Sodium(I) (Na+) plays a key role in basic cell function. Noninvasive methods for measuring intracellular Na+ concentrations ([Na+]i) in biological tissue have been developed on the basis of 19F NMR spectroscopy. By contrast, 23Na MRI at most provides approximate (relative) contributions of intracellular Na+ to total 23Na by relying on a number of theoretical assumptions, as it does not detect Na+i selectively. Since [Na+]i values are often not uniform throughout a given tissue volume (or voxel), we have designed an approach for quantifying total [Na+]i heterogeneity by exploiting the lineshape of the 19F resonance of an appropriate [Na+]i reporter molecule.
The role of Na+ in cells ranges from the maintenance of electrolyte balance and the regulation of osmotic pressure to the generation of nerve impulses in neurons and cell signaling 1. Na+ is also crucial in metabolic cell functions, e.g., in Na+/K+-ATPase and many other enzymes. The mechanisms involved are complex, but are critically dependent on the intracellular concentration of free Na+ ([Na+]i). Therefore, methods for in-vivo measurement of [Na+]i in biological tissue have been proposed, e.g., MRS techniques based on chemical-shift effects of [Na+]i on the 19F MRS resonance of FCrown-1 2. However, these methods have not taken into consideration [Na+]i heterogeneity within a measured volume or voxel, nor have MRS methods based on chemical-shift reagents such as dysprosium 3 or thulium 4 complexes. 23Na MRI has been used to map Na+ concentration in vivo 5, but also neglects intravoxel [Na+] variations. Moreover, 23Na MRI does not detect intracellular 23Na selectively.
We suggest a new approach taking into account the total (microscopic plus macroscopic) [Na+]i heterogeneity of a given tissue volume. Our concept is based on the paradigm that the shape of a 19F MRS resonance whose chemical shift is determined by the concentration of free Na+ ions, directly reflects the statistical distribution of Na+ concentrations within the probed volume. Currently, our algorithms provide ≥ 8 quantitative statistical descriptors characterizing a measured distribution of Na+ concentration values: mean, median, standard deviation, range, skewness (asymmetry), kurtosis (pointedness), standard entropy and normalized entropy (smoothness). The algorithms employed are analogous to those previously introduced by us to analyze heterogeneity in Ca2+ concentration by 19F MRS 6. We provide here the proof of principle for our method by investigating the statistical properties of [Na+] distribution curves derived from modeled 19F MRS spectra of FCrown-1.
First, the algorithms of our method were validated for a series of modeled bimodal [Na+] distributions (Fig. 1). Expectedly, the increasing weight of the high-concentration mode in Figure 1 is reflected in increasing mean and median values, but also in decreasing skewness values, as the distribution increasingly turned from right-skewed to left-skewed (Table 1 top, from left to right; see also Figure 2 for selected descriptors). The transition toward a more unimodal distribution is also reflected in progressively decreasing range and standard deviation. As anticipated, kurtosis increased as the overall [Na+] distribution curve approached a more unimodal shape. The trend toward increasing dominance of a single mode caused entropy to decrease accordingly.
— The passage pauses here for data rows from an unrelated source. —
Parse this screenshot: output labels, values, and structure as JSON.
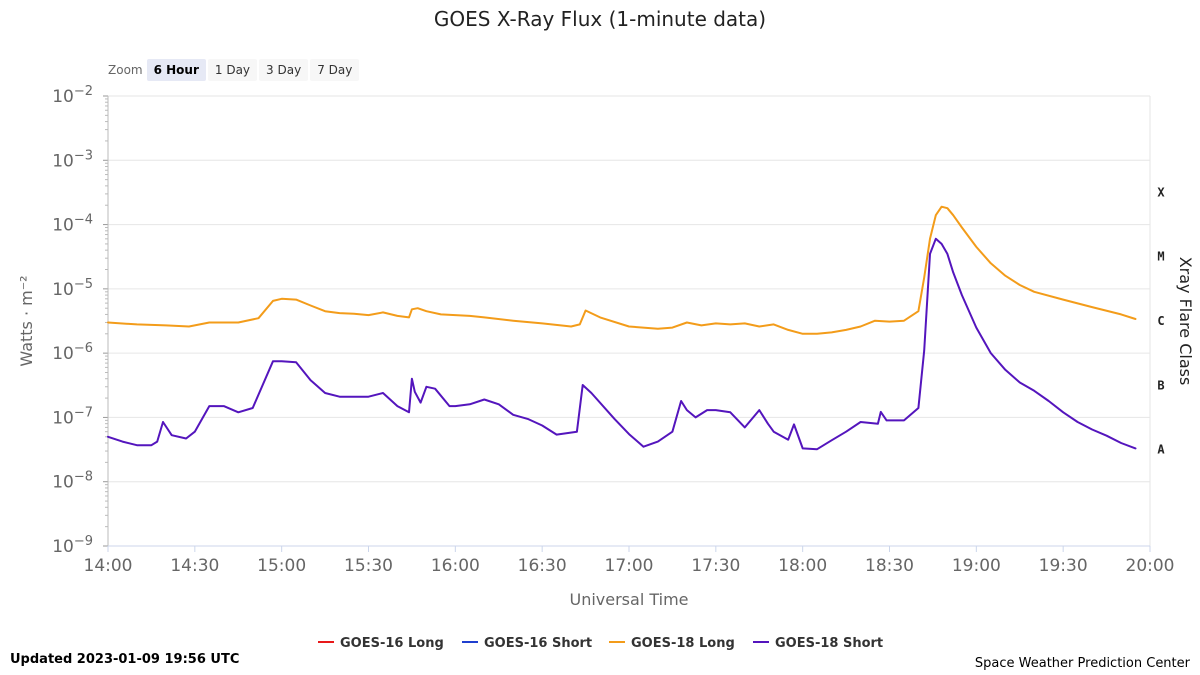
{
  "chart_data": {
    "type": "line",
    "title": "GOES X-Ray Flux (1-minute data)",
    "xlabel": "Universal Time",
    "ylabel": "Watts · m⁻²",
    "y2label": "Xray Flare Class",
    "yscale": "log",
    "ylim": [
      1e-09,
      0.01
    ],
    "xlim": [
      "14:00",
      "20:00"
    ],
    "x_ticks": [
      "14:00",
      "14:30",
      "15:00",
      "15:30",
      "16:00",
      "16:30",
      "17:00",
      "17:30",
      "18:00",
      "18:30",
      "19:00",
      "19:30",
      "20:00"
    ],
    "y_ticks": [
      {
        "base": "10",
        "exp": "−2",
        "value": 0.01
      },
      {
        "base": "10",
        "exp": "−3",
        "value": 0.001
      },
      {
        "base": "10",
        "exp": "−4",
        "value": 0.0001
      },
      {
        "base": "10",
        "exp": "−5",
        "value": 1e-05
      },
      {
        "base": "10",
        "exp": "−6",
        "value": 1e-06
      },
      {
        "base": "10",
        "exp": "−7",
        "value": 1e-07
      },
      {
        "base": "10",
        "exp": "−8",
        "value": 1e-08
      },
      {
        "base": "10",
        "exp": "−9",
        "value": 1e-09
      }
    ],
    "flare_classes": [
      {
        "label": "X",
        "value": 0.000316
      },
      {
        "label": "M",
        "value": 3.16e-05
      },
      {
        "label": "C",
        "value": 3.16e-06
      },
      {
        "label": "B",
        "value": 3.16e-07
      },
      {
        "label": "A",
        "value": 3.16e-08
      }
    ],
    "grid": true,
    "legend_position": "bottom",
    "series": [
      {
        "name": "GOES-16 Long",
        "color": "#e8191a",
        "x": [],
        "values": []
      },
      {
        "name": "GOES-16 Short",
        "color": "#1f3fcf",
        "x": [],
        "values": []
      },
      {
        "name": "GOES-18 Long",
        "color": "#f39c1a",
        "x": [
          "14:00",
          "14:10",
          "14:20",
          "14:28",
          "14:35",
          "14:45",
          "14:52",
          "14:57",
          "15:00",
          "15:05",
          "15:10",
          "15:15",
          "15:20",
          "15:25",
          "15:30",
          "15:35",
          "15:40",
          "15:44",
          "15:45",
          "15:47",
          "15:50",
          "15:55",
          "16:00",
          "16:05",
          "16:10",
          "16:20",
          "16:30",
          "16:40",
          "16:43",
          "16:45",
          "16:50",
          "17:00",
          "17:10",
          "17:15",
          "17:20",
          "17:25",
          "17:30",
          "17:35",
          "17:40",
          "17:45",
          "17:50",
          "17:55",
          "18:00",
          "18:05",
          "18:10",
          "18:15",
          "18:20",
          "18:25",
          "18:30",
          "18:35",
          "18:40",
          "18:42",
          "18:44",
          "18:46",
          "18:48",
          "18:50",
          "18:52",
          "18:55",
          "19:00",
          "19:05",
          "19:10",
          "19:15",
          "19:20",
          "19:30",
          "19:40",
          "19:50",
          "19:55"
        ],
        "values": [
          3e-06,
          2.8e-06,
          2.7e-06,
          2.6e-06,
          3e-06,
          3e-06,
          3.5e-06,
          6.5e-06,
          7e-06,
          6.8e-06,
          5.5e-06,
          4.5e-06,
          4.2e-06,
          4.1e-06,
          3.9e-06,
          4.3e-06,
          3.8e-06,
          3.6e-06,
          4.8e-06,
          5e-06,
          4.5e-06,
          4e-06,
          3.9e-06,
          3.8e-06,
          3.6e-06,
          3.2e-06,
          2.9e-06,
          2.6e-06,
          2.8e-06,
          4.6e-06,
          3.6e-06,
          2.6e-06,
          2.4e-06,
          2.5e-06,
          3e-06,
          2.7e-06,
          2.9e-06,
          2.8e-06,
          2.9e-06,
          2.6e-06,
          2.8e-06,
          2.3e-06,
          2e-06,
          2e-06,
          2.1e-06,
          2.3e-06,
          2.6e-06,
          3.2e-06,
          3.1e-06,
          3.2e-06,
          4.5e-06,
          1.5e-05,
          6e-05,
          0.00014,
          0.00019,
          0.00018,
          0.00014,
          9e-05,
          4.5e-05,
          2.5e-05,
          1.6e-05,
          1.15e-05,
          9e-06,
          6.8e-06,
          5.2e-06,
          4e-06,
          3.4e-06
        ]
      },
      {
        "name": "GOES-18 Short",
        "color": "#5415bd",
        "x": [
          "14:00",
          "14:05",
          "14:10",
          "14:15",
          "14:17",
          "14:19",
          "14:22",
          "14:27",
          "14:30",
          "14:35",
          "14:40",
          "14:45",
          "14:50",
          "14:57",
          "15:00",
          "15:05",
          "15:10",
          "15:15",
          "15:20",
          "15:25",
          "15:30",
          "15:35",
          "15:40",
          "15:44",
          "15:45",
          "15:46",
          "15:48",
          "15:50",
          "15:53",
          "15:58",
          "16:00",
          "16:05",
          "16:10",
          "16:15",
          "16:20",
          "16:25",
          "16:30",
          "16:35",
          "16:42",
          "16:44",
          "16:47",
          "16:55",
          "17:00",
          "17:05",
          "17:10",
          "17:15",
          "17:18",
          "17:20",
          "17:23",
          "17:27",
          "17:30",
          "17:35",
          "17:40",
          "17:45",
          "17:48",
          "17:50",
          "17:55",
          "17:57",
          "18:00",
          "18:05",
          "18:10",
          "18:15",
          "18:20",
          "18:26",
          "18:27",
          "18:29",
          "18:35",
          "18:40",
          "18:42",
          "18:44",
          "18:46",
          "18:48",
          "18:50",
          "18:52",
          "18:55",
          "19:00",
          "19:05",
          "19:10",
          "19:15",
          "19:20",
          "19:25",
          "19:30",
          "19:35",
          "19:40",
          "19:45",
          "19:50",
          "19:55"
        ],
        "values": [
          5e-08,
          4.2e-08,
          3.7e-08,
          3.7e-08,
          4.2e-08,
          8.5e-08,
          5.3e-08,
          4.7e-08,
          6e-08,
          1.5e-07,
          1.5e-07,
          1.2e-07,
          1.4e-07,
          7.5e-07,
          7.5e-07,
          7.2e-07,
          3.8e-07,
          2.4e-07,
          2.1e-07,
          2.1e-07,
          2.1e-07,
          2.4e-07,
          1.5e-07,
          1.2e-07,
          4e-07,
          2.5e-07,
          1.7e-07,
          3e-07,
          2.8e-07,
          1.5e-07,
          1.5e-07,
          1.6e-07,
          1.9e-07,
          1.6e-07,
          1.1e-07,
          9.5e-08,
          7.5e-08,
          5.4e-08,
          6e-08,
          3.2e-07,
          2.4e-07,
          9.5e-08,
          5.5e-08,
          3.5e-08,
          4.2e-08,
          6e-08,
          1.8e-07,
          1.3e-07,
          1e-07,
          1.3e-07,
          1.3e-07,
          1.2e-07,
          7e-08,
          1.3e-07,
          8e-08,
          6e-08,
          4.5e-08,
          7.8e-08,
          3.3e-08,
          3.2e-08,
          4.4e-08,
          6e-08,
          8.5e-08,
          8e-08,
          1.22e-07,
          9e-08,
          9e-08,
          1.4e-07,
          1.1e-06,
          3.5e-05,
          6e-05,
          5e-05,
          3.5e-05,
          1.8e-05,
          8e-06,
          2.5e-06,
          1e-06,
          5.5e-07,
          3.5e-07,
          2.6e-07,
          1.8e-07,
          1.2e-07,
          8.5e-08,
          6.5e-08,
          5.2e-08,
          4e-08,
          3.3e-08
        ]
      }
    ]
  },
  "zoom": {
    "label": "Zoom",
    "buttons": [
      {
        "label": "6 Hour",
        "active": true
      },
      {
        "label": "1 Day",
        "active": false
      },
      {
        "label": "3 Day",
        "active": false
      },
      {
        "label": "7 Day",
        "active": false
      }
    ]
  },
  "footer": {
    "updated": "Updated 2023-01-09 19:56 UTC",
    "credit": "Space Weather Prediction Center"
  },
  "colors": {
    "grid": "#e6e6e6",
    "axis_text": "#666666",
    "axis_line": "#ccd6eb"
  }
}
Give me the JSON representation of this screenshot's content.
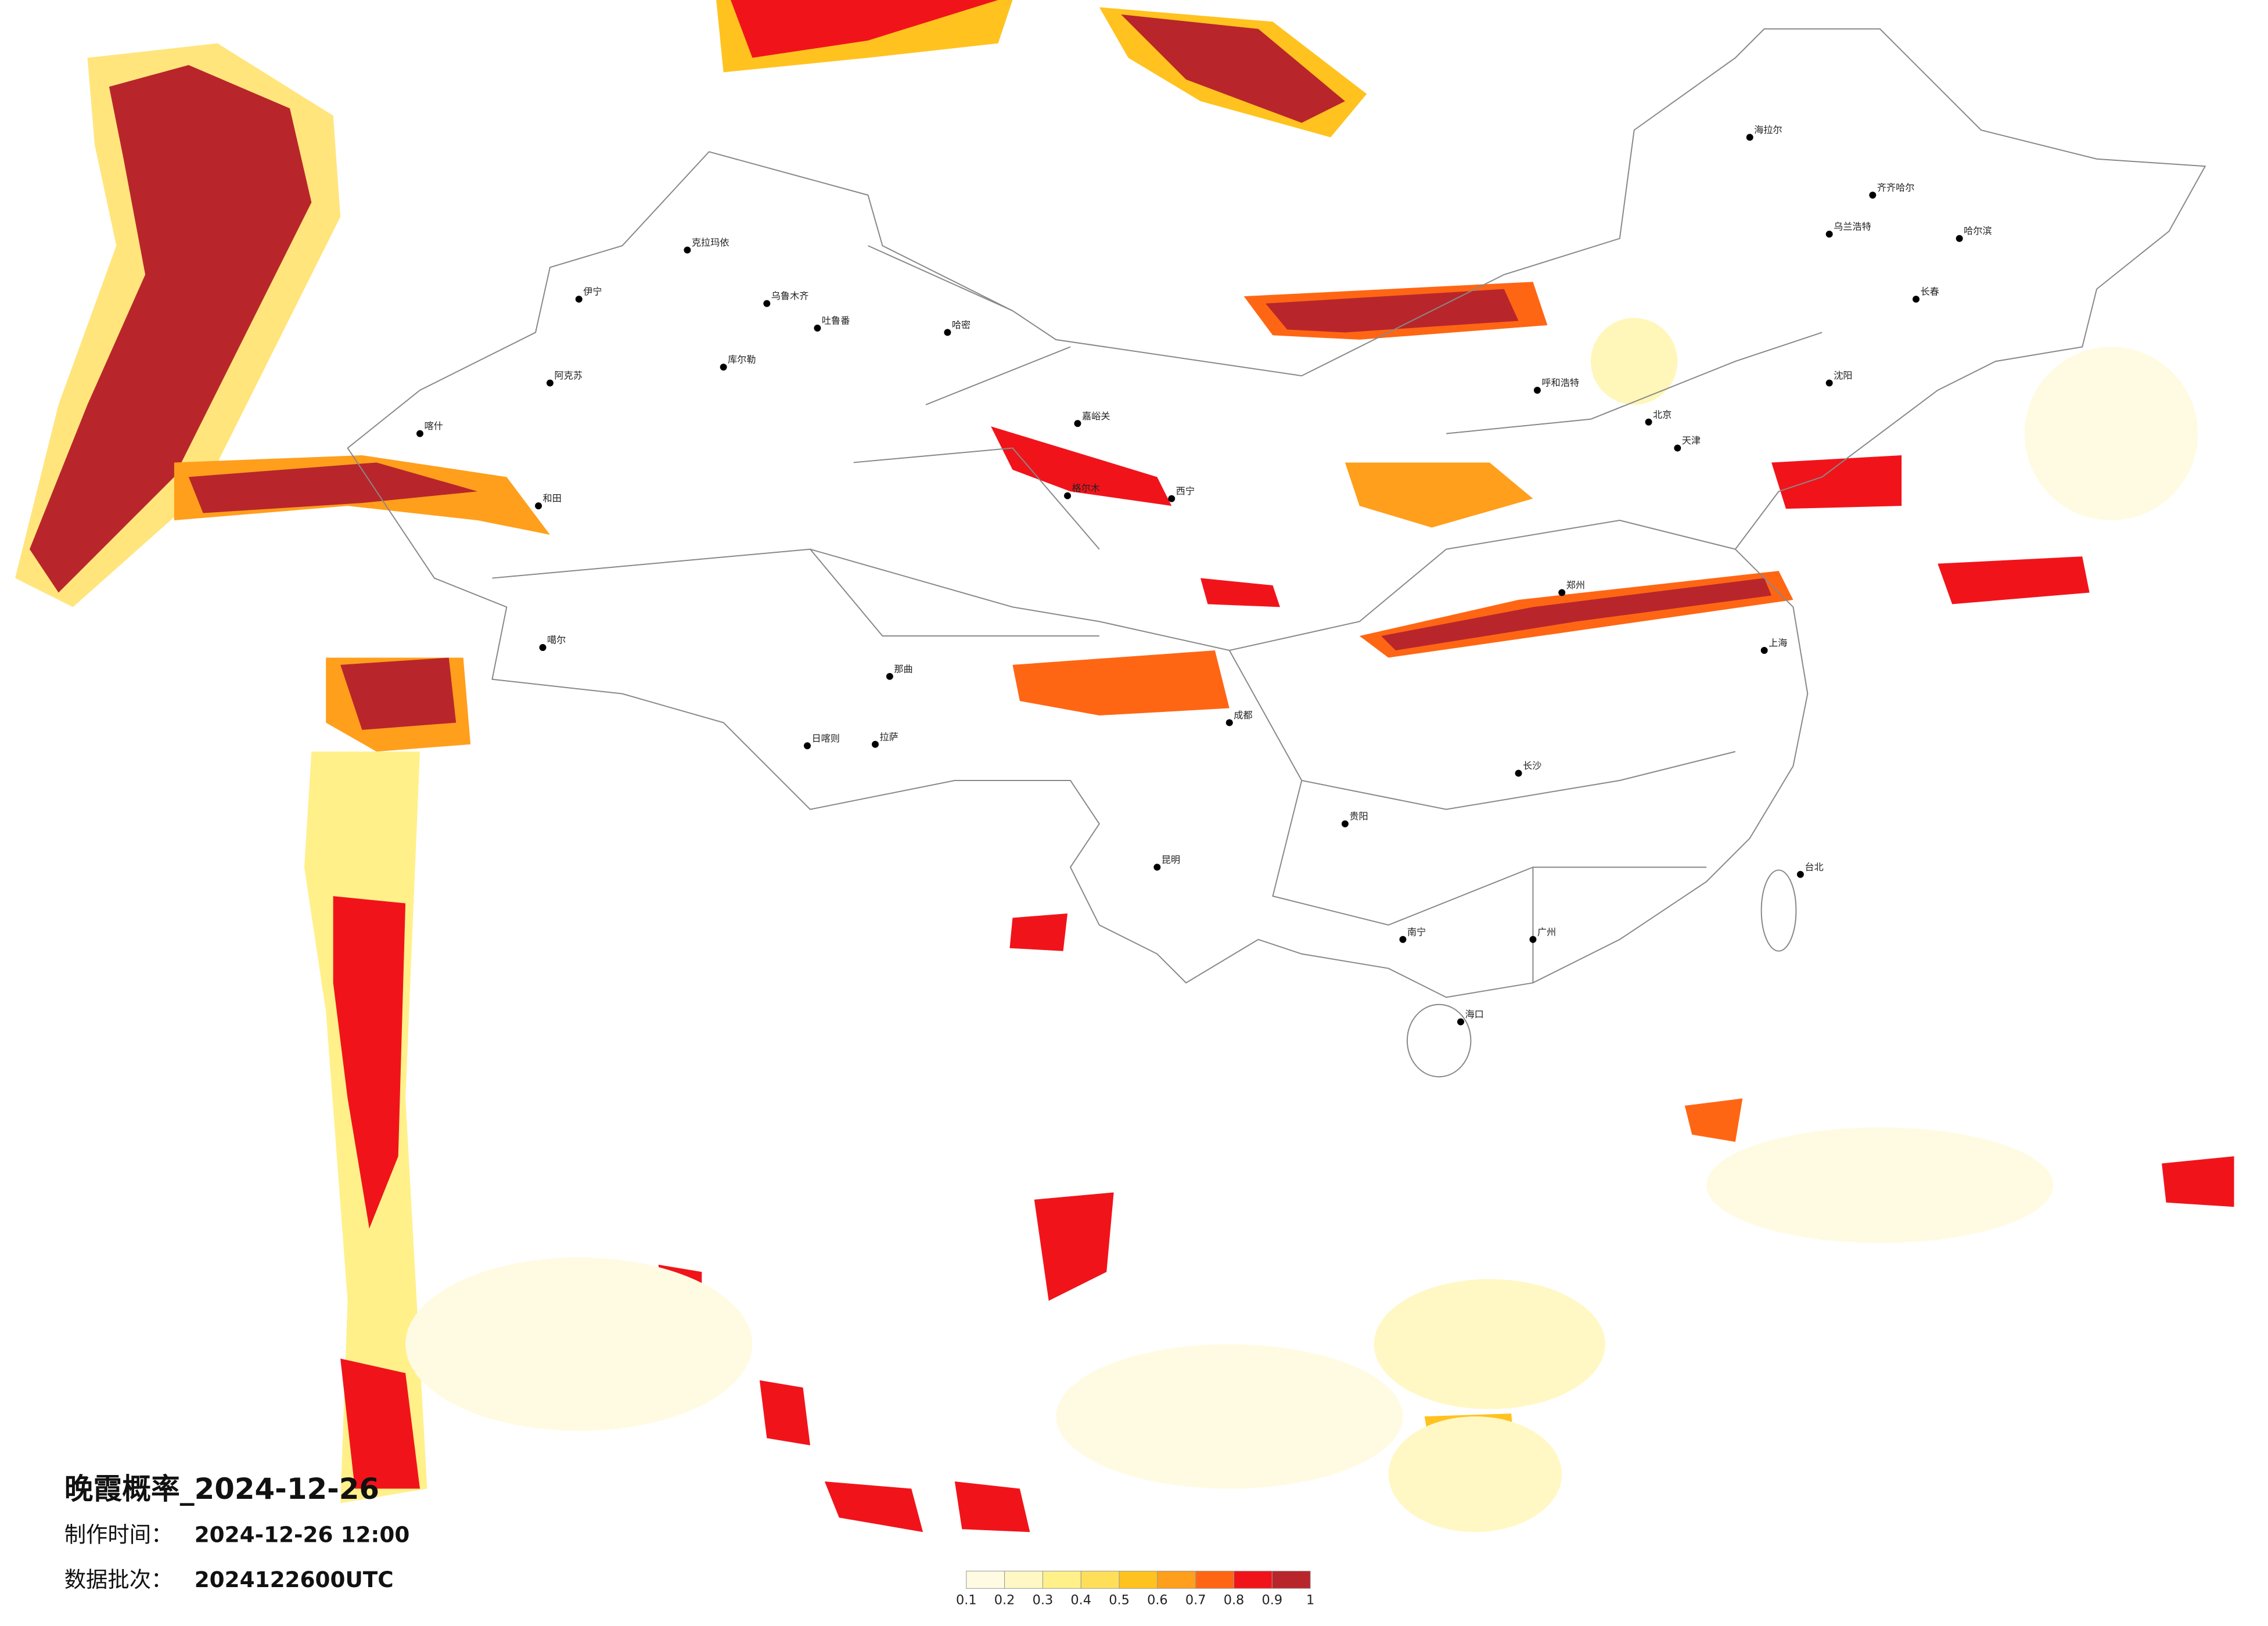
{
  "title": "晚霞概率_2024-12-26",
  "made_label": "制作时间：",
  "made_time": "2024-12-26 12:00",
  "batch_label": "数据批次：",
  "batch": "2024122600UTC",
  "legend": {
    "colors": [
      "#fffbe3",
      "#fff8c4",
      "#fff08a",
      "#ffdf5a",
      "#ffc21f",
      "#ff9f1c",
      "#ff6614",
      "#f0141a",
      "#b8262b"
    ],
    "ticks": [
      0.1,
      0.2,
      0.3,
      0.4,
      0.5,
      0.6,
      0.7,
      0.8,
      0.9,
      1
    ]
  },
  "cities": [
    "克拉玛依",
    "乌鲁木齐",
    "吐鲁番",
    "哈密",
    "伊宁",
    "库尔勒",
    "阿克苏",
    "喀什",
    "和田",
    "噶尔",
    "日喀则",
    "拉萨",
    "那曲",
    "格尔木",
    "嘉峪关",
    "呼和浩特",
    "北京",
    "天津",
    "哈尔滨",
    "长春",
    "沈阳",
    "齐齐哈尔",
    "海拉尔",
    "乌兰浩特",
    "成都",
    "昆明",
    "贵阳",
    "南宁",
    "广州",
    "海口",
    "台北",
    "上海",
    "长沙",
    "西宁",
    "郑州"
  ]
}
Since the two modes were rather well resolved despite their partial overlap, modes 1 and 2 remained almost completely constant. For the same reason, peak area ratios were close to theoretical values derived from the underlying peak intensities, i1:i2 (straight line in second panel of Fig. 2). However, peak height ratios necessarily deviated from this straight line, due to the nonlinearity of the relationship between the chemical-shift and concentration scales.
Quantitative effects of deconvolution on statistical [Na+] distribution descriptors can best be analyzed by comparing descriptor values of a well-defined distribution curve before (moderate) deconvolution (Fig. 1 c; Table 1 top, column "Gauss 1:4") with the same distribution curve after deconvolution (Fig. 3 a; Table 1 bottom, column "Gauss 1:4 decon"). Range and standard deviation decreased due to the line narrowing effect of the deconvolution procedure. However, since the two modes were relatively well resolved even before deconvolution, deconvolution only generated minor changes for the other distribution descriptor values.
Nonetheless, skewness values clearly became more negative upon deconvolution, which is a consequence of the more marked left skew. In Figure 3 b, mode areas are plotted for the calculation of height and area ratios for our trimodal Lorentzian-based [Na+] distribution (Fig. 1 d; Table 1 bottom, column "Lorentz 1:1:1").